Deze bepaling doet geen afbreuk aan de bestaande of nog te sluiten overeenkomsten
en inzonderheid aan de artikelen 4, 5, 6 en 10 van het Verdrag van 5 september 1952
nopens de samenwerking op het stuk van douanen en van accijnzen en aan de artikelen
6, derde lid, 8, 19, 23 en 24 van de ontwerp-overeenkomst inzake de administratieve
en strafrechtelijke samenwerking, alsmede aan artikel 4 van het aanvullende Belastingprotocol
bij die ontwerp-overeenkomst.
-
12. Het is noodzakelijk om bepaalde krachtens de nationale wetten van een partnerland
verrichte handelingen in de andere landen mede te beschouwen als handelingen overeenkomstig
de nationale wetten van die landen. Dit punt is geregeld door artikel 4.

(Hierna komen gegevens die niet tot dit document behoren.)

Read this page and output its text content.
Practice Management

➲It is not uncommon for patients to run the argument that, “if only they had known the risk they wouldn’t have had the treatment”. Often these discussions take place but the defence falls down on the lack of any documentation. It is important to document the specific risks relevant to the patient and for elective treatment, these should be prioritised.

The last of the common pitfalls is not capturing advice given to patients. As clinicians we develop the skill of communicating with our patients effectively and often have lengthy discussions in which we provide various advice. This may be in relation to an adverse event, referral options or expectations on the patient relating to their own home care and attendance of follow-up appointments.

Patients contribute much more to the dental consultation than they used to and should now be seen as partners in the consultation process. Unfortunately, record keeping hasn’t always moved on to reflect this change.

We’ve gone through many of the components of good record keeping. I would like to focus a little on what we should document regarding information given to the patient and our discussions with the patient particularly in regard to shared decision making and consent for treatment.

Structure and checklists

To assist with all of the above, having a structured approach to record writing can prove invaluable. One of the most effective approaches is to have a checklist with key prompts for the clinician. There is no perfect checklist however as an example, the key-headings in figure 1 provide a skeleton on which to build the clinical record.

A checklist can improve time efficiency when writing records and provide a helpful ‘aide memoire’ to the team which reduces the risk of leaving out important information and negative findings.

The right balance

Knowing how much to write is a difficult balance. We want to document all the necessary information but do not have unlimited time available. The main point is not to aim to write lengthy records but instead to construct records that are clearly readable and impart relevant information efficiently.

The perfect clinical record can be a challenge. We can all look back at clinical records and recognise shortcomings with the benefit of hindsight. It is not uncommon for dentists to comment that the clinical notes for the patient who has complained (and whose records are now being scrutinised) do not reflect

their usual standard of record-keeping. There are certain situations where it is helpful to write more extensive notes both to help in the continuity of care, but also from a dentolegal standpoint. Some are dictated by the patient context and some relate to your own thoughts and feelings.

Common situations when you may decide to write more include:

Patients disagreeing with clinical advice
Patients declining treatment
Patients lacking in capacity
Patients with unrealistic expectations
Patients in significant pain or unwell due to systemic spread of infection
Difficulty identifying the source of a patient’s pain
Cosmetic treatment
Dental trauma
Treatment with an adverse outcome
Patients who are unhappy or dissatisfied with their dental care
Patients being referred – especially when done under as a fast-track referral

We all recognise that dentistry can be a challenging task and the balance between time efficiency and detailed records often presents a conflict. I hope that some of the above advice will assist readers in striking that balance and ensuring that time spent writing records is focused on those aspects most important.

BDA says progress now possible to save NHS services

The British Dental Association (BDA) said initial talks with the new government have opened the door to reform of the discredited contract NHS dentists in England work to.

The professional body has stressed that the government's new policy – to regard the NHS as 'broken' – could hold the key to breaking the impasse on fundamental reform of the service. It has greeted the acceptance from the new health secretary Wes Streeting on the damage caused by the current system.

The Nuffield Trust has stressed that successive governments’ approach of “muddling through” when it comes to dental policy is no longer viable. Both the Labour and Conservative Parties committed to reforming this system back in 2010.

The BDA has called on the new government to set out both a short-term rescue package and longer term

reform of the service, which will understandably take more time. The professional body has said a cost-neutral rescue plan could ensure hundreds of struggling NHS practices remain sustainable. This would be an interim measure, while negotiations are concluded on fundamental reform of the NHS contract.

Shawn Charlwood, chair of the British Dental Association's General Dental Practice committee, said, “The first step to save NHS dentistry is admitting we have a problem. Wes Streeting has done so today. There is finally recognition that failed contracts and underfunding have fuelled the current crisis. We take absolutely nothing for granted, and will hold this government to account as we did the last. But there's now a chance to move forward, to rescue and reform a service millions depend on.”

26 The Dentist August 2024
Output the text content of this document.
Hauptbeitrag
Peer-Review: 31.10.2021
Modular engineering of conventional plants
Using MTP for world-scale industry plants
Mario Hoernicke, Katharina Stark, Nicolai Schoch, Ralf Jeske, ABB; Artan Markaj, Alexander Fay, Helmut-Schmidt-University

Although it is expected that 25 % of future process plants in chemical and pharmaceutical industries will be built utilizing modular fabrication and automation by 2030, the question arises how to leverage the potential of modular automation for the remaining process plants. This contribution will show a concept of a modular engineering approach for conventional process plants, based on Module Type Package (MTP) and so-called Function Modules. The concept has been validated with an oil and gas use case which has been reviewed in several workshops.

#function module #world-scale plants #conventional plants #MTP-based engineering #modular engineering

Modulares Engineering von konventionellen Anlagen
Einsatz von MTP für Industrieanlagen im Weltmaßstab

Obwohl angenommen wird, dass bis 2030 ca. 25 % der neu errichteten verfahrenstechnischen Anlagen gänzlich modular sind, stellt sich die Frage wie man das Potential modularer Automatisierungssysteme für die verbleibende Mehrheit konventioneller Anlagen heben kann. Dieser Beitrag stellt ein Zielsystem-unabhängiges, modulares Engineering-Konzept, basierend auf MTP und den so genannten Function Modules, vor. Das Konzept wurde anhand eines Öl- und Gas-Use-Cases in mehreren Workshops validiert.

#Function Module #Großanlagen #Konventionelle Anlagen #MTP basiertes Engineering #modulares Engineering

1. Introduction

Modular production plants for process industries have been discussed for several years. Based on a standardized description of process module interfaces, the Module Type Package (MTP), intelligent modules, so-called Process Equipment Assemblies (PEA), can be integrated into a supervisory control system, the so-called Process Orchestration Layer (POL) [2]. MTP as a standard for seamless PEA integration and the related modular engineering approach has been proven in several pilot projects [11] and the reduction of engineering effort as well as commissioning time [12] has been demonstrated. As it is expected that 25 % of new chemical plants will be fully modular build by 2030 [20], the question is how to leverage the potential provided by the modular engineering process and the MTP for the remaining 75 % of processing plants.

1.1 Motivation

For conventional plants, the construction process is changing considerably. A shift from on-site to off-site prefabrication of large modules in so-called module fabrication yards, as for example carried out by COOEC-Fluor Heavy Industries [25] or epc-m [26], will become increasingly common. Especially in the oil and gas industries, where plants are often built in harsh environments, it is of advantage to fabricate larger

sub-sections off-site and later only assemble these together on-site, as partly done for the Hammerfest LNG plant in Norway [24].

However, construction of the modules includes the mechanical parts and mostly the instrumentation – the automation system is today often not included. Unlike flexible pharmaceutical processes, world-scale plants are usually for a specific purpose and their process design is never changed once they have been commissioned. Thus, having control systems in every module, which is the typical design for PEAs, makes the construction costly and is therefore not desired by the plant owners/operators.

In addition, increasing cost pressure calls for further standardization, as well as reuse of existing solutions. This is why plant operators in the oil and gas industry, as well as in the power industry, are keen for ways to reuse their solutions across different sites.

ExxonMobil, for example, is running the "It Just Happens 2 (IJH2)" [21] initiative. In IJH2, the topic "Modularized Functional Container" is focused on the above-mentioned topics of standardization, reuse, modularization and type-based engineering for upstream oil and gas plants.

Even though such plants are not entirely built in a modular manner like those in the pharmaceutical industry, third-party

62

Hierbij is niet uit het oog verloren dat enige concrete toepassingen van het algemene
beginsel dat artikel 4 inhoudt reeds gelden of zijn ontworpen. Als voorbeelden kunnen
worden aangehaald de artikelen 1 t/m 3 van het meer genoemde Verdrag van 1952 nopens
de samenwerking op het stuk van douanen en van accijnzen en artikel 4 van de ontwerp-overeenkomst
inzake de administratieve en strafrechtelijke samenwerking, alsmede artikel 2 van
het aanvullende Belastingprotocol bij die ontwerp-overeenkomst. De tekst van artikel
4 van de onderwerpelijke overeenkomst is niet in strijd met laatstbedoelde bepalingen
maar hij overkoepelt ze als het ware en vult ze aan.
-
13. Ten slotte kan het nodig zijn uitvoeringshandelingen van nationale wetten van een
land op te dragen aan de ambtenaren van een partnerland, ook als overeenkomstige bepalingen
aldaar niet bestaan. Artikel 5 geeft de Ministers van Financiën bevoegdheid terzake
aanvullende regelen te geven en legt, in het kader van het Verdrag tot instelling van de Benelux Economische Unie, de te volgen procedure vast.